Варвара, чуть не плача от обиды, пыталась оправдать свою напарницу:
— Счастье Анфисы, что прокос кончился, а то бы плакать ей.
Анфиса шла навстречу Лукашину, еле переставляя ноги, но ее бледное, мокрое от пота лицо улыбалось. Марфа дышала, как запаленная лошадь. От нее несло жаром.
— Ух, уморила, окаянная.
Вытирая лицо рукавом рубахи, она села вместе с другими в тень от кустов, вздохнула:
— Харчи не те, а то бы я страху на тебя нагнала.
— Да и годы, Марфинька, не те, — посочувствовала Варвара.
— Хо, годы! В нашем роду годы не помеха. Матенка-покойная чуть не в шестьдесят рожала, а мне пятидесяти нету…
И, словно оправдываясь перед Лукашиным за свое поражение, Марфа разговорилась:
— Я на своем веку столько перекосила, за год не обойти… Мужичонко мне попался худой, слабосильный — званье одно. Бывало, вышли первый год на пожню глаза бы не глядели. Тюк-тюк, а все в землю. А я сзади, мужнину честь берегу, перед народом срамить не хотела. А потом раздумье взяло: честь-то я мужнину сберегу, а чем скотину кормить буду? Плюнула да давай махать во всю моченьку. А как зарод-то смечет — смех и горе, без ветра качает. Ну, ночью встану, выйду, спихну его рукоделье да, пока люди спят, заново смечу. Вот как я работала.
— Как ты и пошла-то за такого? — удивилась Варвара.
— Пойдешь, воля не своя. Я ведь не ты, хвостом не вертела. Матенка-покойница все уши прожужжала: иди да иди, в доме женского нету красоваться будешь. А батюшко да братья, те на соль позарились. Считай, за коробку соли и просватали.

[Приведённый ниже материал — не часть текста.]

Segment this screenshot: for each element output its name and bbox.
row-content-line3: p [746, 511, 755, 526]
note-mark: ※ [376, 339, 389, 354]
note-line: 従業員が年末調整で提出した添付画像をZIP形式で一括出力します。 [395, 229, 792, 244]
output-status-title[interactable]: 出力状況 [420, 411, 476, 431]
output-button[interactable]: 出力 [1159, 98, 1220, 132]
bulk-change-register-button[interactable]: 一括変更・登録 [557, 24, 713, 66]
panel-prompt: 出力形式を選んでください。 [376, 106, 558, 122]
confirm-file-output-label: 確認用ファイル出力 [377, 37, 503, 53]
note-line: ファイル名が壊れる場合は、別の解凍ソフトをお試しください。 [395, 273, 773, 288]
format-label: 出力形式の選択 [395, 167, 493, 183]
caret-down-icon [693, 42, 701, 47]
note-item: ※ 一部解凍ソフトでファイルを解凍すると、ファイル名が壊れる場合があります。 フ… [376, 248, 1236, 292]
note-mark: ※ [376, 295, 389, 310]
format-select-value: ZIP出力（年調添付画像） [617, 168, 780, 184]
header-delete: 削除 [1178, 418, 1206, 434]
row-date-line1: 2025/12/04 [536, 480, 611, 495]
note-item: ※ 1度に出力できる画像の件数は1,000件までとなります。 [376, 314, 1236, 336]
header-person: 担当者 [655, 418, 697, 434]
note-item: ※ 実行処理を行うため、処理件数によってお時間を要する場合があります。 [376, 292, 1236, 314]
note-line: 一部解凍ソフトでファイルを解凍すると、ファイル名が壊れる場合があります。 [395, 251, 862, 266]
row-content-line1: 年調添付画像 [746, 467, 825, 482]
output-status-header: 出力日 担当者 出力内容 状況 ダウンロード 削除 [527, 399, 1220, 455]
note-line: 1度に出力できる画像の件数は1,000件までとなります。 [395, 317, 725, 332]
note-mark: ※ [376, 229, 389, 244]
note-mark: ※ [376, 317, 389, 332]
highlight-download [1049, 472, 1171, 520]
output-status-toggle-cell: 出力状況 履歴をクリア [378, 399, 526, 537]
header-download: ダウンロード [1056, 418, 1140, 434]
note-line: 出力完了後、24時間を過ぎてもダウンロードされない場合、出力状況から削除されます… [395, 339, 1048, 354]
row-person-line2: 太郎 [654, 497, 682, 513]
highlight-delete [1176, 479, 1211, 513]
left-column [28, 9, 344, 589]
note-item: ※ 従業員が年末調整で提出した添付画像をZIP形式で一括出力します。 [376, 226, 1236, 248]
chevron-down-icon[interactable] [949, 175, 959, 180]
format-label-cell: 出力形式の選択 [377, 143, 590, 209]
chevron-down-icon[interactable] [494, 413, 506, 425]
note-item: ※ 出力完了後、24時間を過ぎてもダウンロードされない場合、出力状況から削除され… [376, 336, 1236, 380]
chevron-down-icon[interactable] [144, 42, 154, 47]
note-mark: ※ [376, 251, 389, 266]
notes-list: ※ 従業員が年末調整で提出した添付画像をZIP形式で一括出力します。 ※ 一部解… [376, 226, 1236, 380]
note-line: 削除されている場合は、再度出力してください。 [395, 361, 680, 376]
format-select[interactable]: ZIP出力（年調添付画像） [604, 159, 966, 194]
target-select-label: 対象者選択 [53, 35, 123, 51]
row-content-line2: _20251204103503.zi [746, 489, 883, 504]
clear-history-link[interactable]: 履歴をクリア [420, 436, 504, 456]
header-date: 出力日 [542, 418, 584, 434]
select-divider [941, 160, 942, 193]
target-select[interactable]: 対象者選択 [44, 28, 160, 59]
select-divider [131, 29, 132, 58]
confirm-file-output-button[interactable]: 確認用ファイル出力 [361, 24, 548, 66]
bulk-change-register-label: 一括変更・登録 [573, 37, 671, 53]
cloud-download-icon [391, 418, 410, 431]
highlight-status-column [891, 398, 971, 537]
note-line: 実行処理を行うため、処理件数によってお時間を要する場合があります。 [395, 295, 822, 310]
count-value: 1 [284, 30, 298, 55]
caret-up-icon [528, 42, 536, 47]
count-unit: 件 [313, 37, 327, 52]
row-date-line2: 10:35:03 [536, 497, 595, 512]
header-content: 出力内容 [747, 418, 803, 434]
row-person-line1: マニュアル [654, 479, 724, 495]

Лукашин изумленно вскинул брови.
— Чему дивья? — запросто отмахнулась Марфа. В двадцатом годе, сам знаешь, соли ни за какие деньги не купишь. Землю да кислое молоко в похлебку клали. Ну а мой-то муженек продавцом служил… Еду как-то от реки на телеге, догоняю его, а он с коробкой берестяной на плече — идет, пополам сгибается. «Подвези, говорит, хваленка, до горы». Хваленка, думаю? Я на тебя, сморчка, глядеть-то не хочу. Ну, а не откажешь. Садись, говорю, пустого места не жалко. Ну, едем, молчим, а сама шеей-то вожу: что у него за тяжести такие в коробке. Глянула, а там полнехонько соли. Крупная, ядреная, белая, как сейчас вижу. Я и глаз отвести не могу. Еду да всю дорогу думаю: как бы да как выпросить. У деревни, дале, насмелилась. Дай, говорю, Митрий, соли немножко. А он слез с телеги, посмотрел на меня, усмехнулся. «Дам, говорит, только не сейчас». Да в тот же вечер со сватами да с той же самой берестяной коробкой. Батюшко как увидел такое богатство, ума лишился. К сену надо ехать, а в доме соли ни щепотки. Поглядела я на братьев — хоть бы слово который сказал: сидят, глаза от меня воротят. Ладно, говорю, пойду, не маленькая, понимаю — без соли вам не страда… Да у меня из-за этой проклятущей соли вся жизнь кувырком пошла!.. После стола отвели нас в горницу. На полу постель приготовлена. А у меня сердце разрывается: утром письмо от старого жениха получила. Пишет: уйди от Митрия, возьму. Пала я на постель, реву. А муженек-то стоит у порога, подойти не смеет. «Может, уйти, говорит, мне, Марфа? Хочешь, говорит, перед всем народом признаю, что девка ты… Нынче времена не те — посудачат, посудачат да отступятся». Ладно, говорю, справляй свое дело, чего уж людей смешить…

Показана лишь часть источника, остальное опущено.